Essa atividade desenvolveu-se sob a responsabilidade dos importantes grupos Teatro de Amadores de Fantoches e a Hora da Criança, fundados em meados dos anos de 1940, cabendo a Hora da Criança, iniciativa de Adroaldo Ribeiro Costa, a realização de espetáculos com elenco de crianças e adolescentes. Juntam-se a essas iniciativas o Teatro de Estudantes da Bahia, o Grupo Cênico do ICEIA, o Grêmio Lítero-Teatral Castro Alves e o Grupo Dramático Xisto Bahia, os dois últimos responsáveis por espetáculos realizados em residências, uma prática vista em vários momentos da história do teatro na Bahia. Segundo Chopin Junior, o assunto seria próprio para a crônica social ou teatral. Mesmo assim, esse jornalista registra em sua coluna a apresentação da peça O Homem da Flor na Boca, de Pirandello, interpretada por Othon Bastos na residência da família Cintra Monteiro, em 1956.

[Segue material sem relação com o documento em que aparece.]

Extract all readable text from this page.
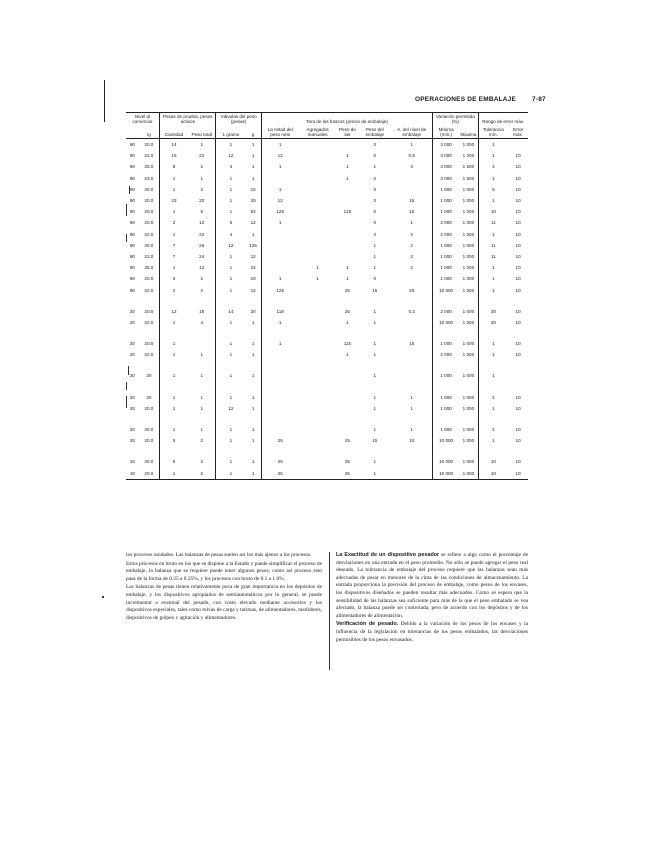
OPERACIONES DE EMBALAJE 7-87
Nivel al comerciar		Pesas de prueba, pesos activos		Válvulas del peso (pesas)		Tara de los frascos (precio de embalaje)					Variación permitida (%)		Rango de error máx.	
	Ig	Cantidad	Peso total	1 gramo	g	La mitad del peso neto	Agregados manuales	Peso de las	Peso del embalaje	A. del nivel de embalaje	Mínima (mín.)	Máxima	Tolerancia mín.	Error máx.
90	20.0	14	1	1	1	1			0	1	3 000	1 000	1	
90	22.0	16	22	12	1	12		1	0	0.5	3 000	1 200	1	10
90	25.0	9	2	3	1	1		1	1	3	3 000	1 500	4	10
90	23.0	1	1	1	1			1	0		3 000	1 500	1	10
90	20.0	1	2	1	15	1			0		1 000	1 000	5	10
90	20.0	23	20	1	20	12			0	15	1 000	1 000	1	10
90	20.0	1	5	1	52	125		125	0	15	1 000	1 000	10	10
90	20.0	2	12	5	12	1			0	1	2 000	1 000	11	10
90	20.0	1	22	4	1				2	2	2 000	1 000	1	10
90	20.0	7	26	12	125				1	2	1 000	1 000	11	10
90	22.0	7	24	1	12				1	2	1 000	1 000	11	10
90	25.0	1	12	1	22		1	1	1	2	1 000	1 000	1	10
90	20.0	3	2	1	19	1	1	1	0		1 000	1 000	1	10
90	20.0	2	2	1	12	125		25	15	25	10 000	1 000	1	10

20	20.0	12	15	14	20	119		25	1	0.2	2 000	1 000	20	10
20	20.0	1	4	1	1	1		1	1		10 000	1 000	20	10

20	20.0	1		1	1	1		115	1	15	1 000	1 000	1	10
20	20.0	1	1	1	1			1	1		2 000	1 000	1	10

20	20	1	1	1	1				1		1 000	1 000	1	

20	20	1	1	1	1				1	1	1 000	1 000	1	10
20	20.0	1	1	12	1				1	1	1 000	1 000	1	10

20	20.0	1	1	1	1				1	1	1 000	1 000	1	10
20	20.0	5	2	1	1	25		25	15	10	10 000	1 000	1	10

10	20.0	5	2	1	1	25		25	1		10 000	1 000	10	10
10	20.0	1	2	1	1	25		25	1		10 000	1 000	10	10

los procesos unidades. Las balanzas de pesas suelen ser los más ajenos a los procesos.

Estos procesos en bruto en los que se dispone a la Estado y puede simplificar el proceso de embalaje, la balanza que se requiere puede tener algunos pesos; como así proceso esto pasa de la forma de 0.25 a 0.25%, y los procesos con bruto de 0.1 a 1.0%.

Las balanzas de pesas tienen relativamente poca de gran importancia en los depósitos de embalaje, y los dispositivos apropiados de semiautomáticos por lo general, se puede incrementar a eventual del pesado, con costo elevado mediante accesorios y los dispositivos especiales, tales como tolvas de carga y tarimas, de alimentadores, medidores, dispositivos de golpeo y agitación y alimentadores.

La Exactitud de un dispositivo pesador se refiere a algo como el porcentaje de desviaciones en una entrada en el peso promedio. No sólo se puede agregar el peso real deseado. La tolerancia de embalaje del proceso requiere que las balanzas sean más adecuadas de pesar en menores de la cinta de las condiciones de almacenamiento. La entrada proporciona la precisión del proceso de embalaje, como pesos de los envases, los dispositivos diseñados se pueden resultar más adecuados. Como se espera que la sensibilidad de las balanzas sea suficiente para más de la que el peso embalado se vea afectado, la balanza puede ser controlada, pero de acuerdo con los depósitos y de los alimentadores de alimentación.

Verificación de pesado. Debido a la variación de los pesos de los envases y la influencia de la legislación en tolerancias de los pesos embalados, las desviaciones permisibles de los pesos envasados.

O Teatro de Amadores de Fantoches – TAF, também conhecido como “do Fantoches” por pertencer ao prestigioso clube social do mesmo nome, estréia em dezembro de 1945 com a opereta de Franz Lehar O Conde de Luxemburgo, continuando a mostrar esse gênero de teatro em outras temporadas, enquanto a Hora da Criança faz a sua estréia com a montagem da opereta Narizinho, a partir do clássico de Monteiro Lobato. Mas o grande acontecimento teatral a coroar década é a montagem, em 1949, do Auto da Graça e Glória da Bahia, de Godofredo Filho, dirigido por Chianca de Garcia, português radicado no Rio de Janeiro, que a convite da Secretaria de Educação e Saúde, se desloca para Salvador, no intuito de encenar o texto.

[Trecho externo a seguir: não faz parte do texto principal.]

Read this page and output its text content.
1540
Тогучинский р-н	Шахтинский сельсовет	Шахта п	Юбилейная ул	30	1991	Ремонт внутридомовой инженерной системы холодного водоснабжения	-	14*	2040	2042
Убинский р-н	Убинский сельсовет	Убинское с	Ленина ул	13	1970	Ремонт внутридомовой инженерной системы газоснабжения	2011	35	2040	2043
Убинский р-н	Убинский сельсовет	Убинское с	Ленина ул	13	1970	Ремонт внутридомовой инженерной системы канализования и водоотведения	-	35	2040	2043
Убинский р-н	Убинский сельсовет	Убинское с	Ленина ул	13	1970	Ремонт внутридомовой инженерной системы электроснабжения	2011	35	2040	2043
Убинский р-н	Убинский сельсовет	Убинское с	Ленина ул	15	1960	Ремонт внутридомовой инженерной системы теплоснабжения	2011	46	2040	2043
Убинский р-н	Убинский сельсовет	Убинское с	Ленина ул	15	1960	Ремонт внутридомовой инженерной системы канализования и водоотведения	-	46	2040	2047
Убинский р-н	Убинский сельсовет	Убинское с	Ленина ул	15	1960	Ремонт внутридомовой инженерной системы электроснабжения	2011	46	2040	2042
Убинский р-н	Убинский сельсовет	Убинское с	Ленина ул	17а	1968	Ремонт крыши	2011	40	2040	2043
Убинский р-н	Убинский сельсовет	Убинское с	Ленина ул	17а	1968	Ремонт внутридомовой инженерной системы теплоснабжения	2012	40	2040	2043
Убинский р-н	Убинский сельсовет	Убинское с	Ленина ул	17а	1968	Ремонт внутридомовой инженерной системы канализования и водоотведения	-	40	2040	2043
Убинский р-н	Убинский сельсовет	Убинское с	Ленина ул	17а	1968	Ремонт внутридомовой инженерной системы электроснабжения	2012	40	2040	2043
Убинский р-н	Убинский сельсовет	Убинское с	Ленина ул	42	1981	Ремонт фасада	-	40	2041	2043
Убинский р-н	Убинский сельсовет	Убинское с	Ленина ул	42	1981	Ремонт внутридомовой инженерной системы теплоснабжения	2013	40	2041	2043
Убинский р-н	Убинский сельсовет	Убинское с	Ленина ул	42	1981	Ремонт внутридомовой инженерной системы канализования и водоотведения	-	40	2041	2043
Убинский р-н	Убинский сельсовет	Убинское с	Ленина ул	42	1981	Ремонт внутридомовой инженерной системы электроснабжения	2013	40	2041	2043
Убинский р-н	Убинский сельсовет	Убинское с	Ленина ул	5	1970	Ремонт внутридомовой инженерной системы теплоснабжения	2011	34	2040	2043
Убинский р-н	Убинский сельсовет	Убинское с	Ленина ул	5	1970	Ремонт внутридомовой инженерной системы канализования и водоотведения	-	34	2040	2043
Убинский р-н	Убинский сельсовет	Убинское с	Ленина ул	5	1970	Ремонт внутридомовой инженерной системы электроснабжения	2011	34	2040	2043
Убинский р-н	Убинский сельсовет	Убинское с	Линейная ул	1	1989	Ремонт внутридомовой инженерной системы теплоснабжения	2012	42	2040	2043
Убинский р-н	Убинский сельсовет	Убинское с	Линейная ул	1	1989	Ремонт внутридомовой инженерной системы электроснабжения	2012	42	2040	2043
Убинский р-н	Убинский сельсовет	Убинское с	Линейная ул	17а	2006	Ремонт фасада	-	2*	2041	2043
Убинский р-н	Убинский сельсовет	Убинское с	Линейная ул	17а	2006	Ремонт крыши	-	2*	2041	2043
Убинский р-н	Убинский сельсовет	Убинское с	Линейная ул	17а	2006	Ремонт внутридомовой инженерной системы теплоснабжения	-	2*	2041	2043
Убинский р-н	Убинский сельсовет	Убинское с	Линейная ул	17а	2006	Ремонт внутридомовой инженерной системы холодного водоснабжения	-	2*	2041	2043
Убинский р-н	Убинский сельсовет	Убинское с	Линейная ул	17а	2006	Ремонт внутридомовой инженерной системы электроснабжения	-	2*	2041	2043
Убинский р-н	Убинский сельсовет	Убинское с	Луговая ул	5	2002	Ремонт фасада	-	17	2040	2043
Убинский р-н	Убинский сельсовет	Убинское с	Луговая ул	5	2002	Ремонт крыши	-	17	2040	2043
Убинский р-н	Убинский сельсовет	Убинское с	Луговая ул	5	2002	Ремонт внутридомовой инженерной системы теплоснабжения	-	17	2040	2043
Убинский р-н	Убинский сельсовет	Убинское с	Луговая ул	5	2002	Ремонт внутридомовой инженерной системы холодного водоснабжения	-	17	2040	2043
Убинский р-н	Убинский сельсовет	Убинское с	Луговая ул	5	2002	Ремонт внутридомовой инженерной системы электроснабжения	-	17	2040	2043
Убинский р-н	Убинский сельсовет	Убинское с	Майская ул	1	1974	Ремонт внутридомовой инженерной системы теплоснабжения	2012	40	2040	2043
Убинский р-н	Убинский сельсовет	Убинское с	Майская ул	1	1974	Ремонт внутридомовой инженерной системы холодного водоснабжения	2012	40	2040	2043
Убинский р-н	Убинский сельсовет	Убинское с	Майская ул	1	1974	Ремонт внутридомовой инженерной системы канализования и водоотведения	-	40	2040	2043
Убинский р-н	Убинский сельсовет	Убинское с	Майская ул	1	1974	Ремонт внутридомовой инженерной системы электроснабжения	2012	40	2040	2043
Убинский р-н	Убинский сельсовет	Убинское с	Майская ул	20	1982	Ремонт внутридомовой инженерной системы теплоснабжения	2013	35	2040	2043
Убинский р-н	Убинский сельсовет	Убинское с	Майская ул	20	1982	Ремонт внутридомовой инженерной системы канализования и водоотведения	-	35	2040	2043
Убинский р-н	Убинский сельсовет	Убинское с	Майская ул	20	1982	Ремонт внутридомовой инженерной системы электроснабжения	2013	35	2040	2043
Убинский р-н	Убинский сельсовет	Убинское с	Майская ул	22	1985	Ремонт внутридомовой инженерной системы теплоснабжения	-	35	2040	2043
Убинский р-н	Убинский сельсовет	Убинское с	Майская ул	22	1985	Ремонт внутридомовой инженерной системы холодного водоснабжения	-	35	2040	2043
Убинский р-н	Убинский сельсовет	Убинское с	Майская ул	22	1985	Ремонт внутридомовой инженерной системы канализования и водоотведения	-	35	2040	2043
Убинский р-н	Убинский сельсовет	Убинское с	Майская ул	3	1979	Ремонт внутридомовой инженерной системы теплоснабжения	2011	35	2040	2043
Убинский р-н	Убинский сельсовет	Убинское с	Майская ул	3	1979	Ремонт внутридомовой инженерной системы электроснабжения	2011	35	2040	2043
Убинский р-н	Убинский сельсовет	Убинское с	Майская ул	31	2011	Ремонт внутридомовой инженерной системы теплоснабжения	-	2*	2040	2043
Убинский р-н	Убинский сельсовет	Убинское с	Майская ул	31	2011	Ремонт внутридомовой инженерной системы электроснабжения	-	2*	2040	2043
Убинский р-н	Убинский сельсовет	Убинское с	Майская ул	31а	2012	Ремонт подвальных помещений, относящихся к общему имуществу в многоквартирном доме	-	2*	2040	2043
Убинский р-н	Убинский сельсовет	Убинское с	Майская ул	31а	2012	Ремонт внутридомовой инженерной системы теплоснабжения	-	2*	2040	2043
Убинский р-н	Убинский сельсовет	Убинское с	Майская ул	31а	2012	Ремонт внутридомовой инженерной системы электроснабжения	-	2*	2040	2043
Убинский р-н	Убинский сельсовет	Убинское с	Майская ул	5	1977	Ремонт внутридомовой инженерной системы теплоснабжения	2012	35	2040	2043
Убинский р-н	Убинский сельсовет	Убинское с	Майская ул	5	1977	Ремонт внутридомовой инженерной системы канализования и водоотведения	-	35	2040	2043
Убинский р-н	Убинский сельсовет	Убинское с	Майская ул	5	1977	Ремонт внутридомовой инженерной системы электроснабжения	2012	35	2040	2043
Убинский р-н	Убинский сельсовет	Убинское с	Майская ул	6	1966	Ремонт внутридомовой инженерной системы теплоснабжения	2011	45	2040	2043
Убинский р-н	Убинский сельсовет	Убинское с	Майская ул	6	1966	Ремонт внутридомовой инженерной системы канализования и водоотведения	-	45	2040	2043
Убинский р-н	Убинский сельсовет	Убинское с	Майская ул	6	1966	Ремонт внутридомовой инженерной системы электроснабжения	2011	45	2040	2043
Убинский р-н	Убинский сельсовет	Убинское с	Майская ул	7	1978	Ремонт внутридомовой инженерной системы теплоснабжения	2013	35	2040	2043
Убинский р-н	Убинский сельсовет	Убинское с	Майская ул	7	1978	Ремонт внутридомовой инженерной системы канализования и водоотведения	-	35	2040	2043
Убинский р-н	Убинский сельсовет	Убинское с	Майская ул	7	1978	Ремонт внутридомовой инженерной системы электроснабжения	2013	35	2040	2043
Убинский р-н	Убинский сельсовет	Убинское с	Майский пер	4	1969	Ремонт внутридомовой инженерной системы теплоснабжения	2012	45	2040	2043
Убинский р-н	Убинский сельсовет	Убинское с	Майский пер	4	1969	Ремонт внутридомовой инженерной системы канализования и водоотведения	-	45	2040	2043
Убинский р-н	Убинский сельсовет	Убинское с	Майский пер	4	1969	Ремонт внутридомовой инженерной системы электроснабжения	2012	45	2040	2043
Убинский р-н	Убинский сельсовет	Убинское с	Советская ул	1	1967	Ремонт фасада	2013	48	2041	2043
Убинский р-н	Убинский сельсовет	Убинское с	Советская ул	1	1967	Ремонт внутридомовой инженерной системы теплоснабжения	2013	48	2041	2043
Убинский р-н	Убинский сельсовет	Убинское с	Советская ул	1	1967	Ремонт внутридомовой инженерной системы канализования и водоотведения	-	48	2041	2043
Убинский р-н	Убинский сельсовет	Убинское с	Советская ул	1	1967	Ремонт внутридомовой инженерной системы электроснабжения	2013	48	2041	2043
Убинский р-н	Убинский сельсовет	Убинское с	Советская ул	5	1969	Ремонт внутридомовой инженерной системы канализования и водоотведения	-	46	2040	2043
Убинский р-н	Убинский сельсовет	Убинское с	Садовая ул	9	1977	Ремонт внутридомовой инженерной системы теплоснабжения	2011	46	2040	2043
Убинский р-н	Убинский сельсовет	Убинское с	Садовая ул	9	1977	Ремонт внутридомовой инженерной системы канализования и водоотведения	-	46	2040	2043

O Auto da Graça e Glória da Bahia tem sua estréia num desfile pelas ruas da cidade. Em seguida é encenado no auditório do Instituto Central de Educação Isaías Alves, reformado para receber espetáculos teatrais da cidade e companhias visitantes. O desfile levado a efeito em 29 de março de 1949, “ponto alto das comemorações festivas do quadri-centenário da nossa capital” segundo o jornal A Tarde (27.07.1949), vai para a ribalta dividido em doze quadros abarcando vários gêneros de teatro. Sua montagem exige numeroso elenco, formado entre rapazes e moças da sociedade local. Médicos, advogados, engenheiros, professores, comerciantes aderem ao chamado do diretor e, segundo ele, “comparecem com fidelidade” aos ensaios do espetáculo.
Mais de 400 pessoas estão envolvidas na montagem do Auto da Graça. Para Chianca de Garcia, a grande dificuldade é ensaiar o numeroso elenco em apenas três horas por dia, já que é esse o tempo que os participantes disponibilizam para o evento. Com profissionais, o diretor afirma que marcaria ensaios “desde as 13 horas e só terminaria às 2 da madrugada”.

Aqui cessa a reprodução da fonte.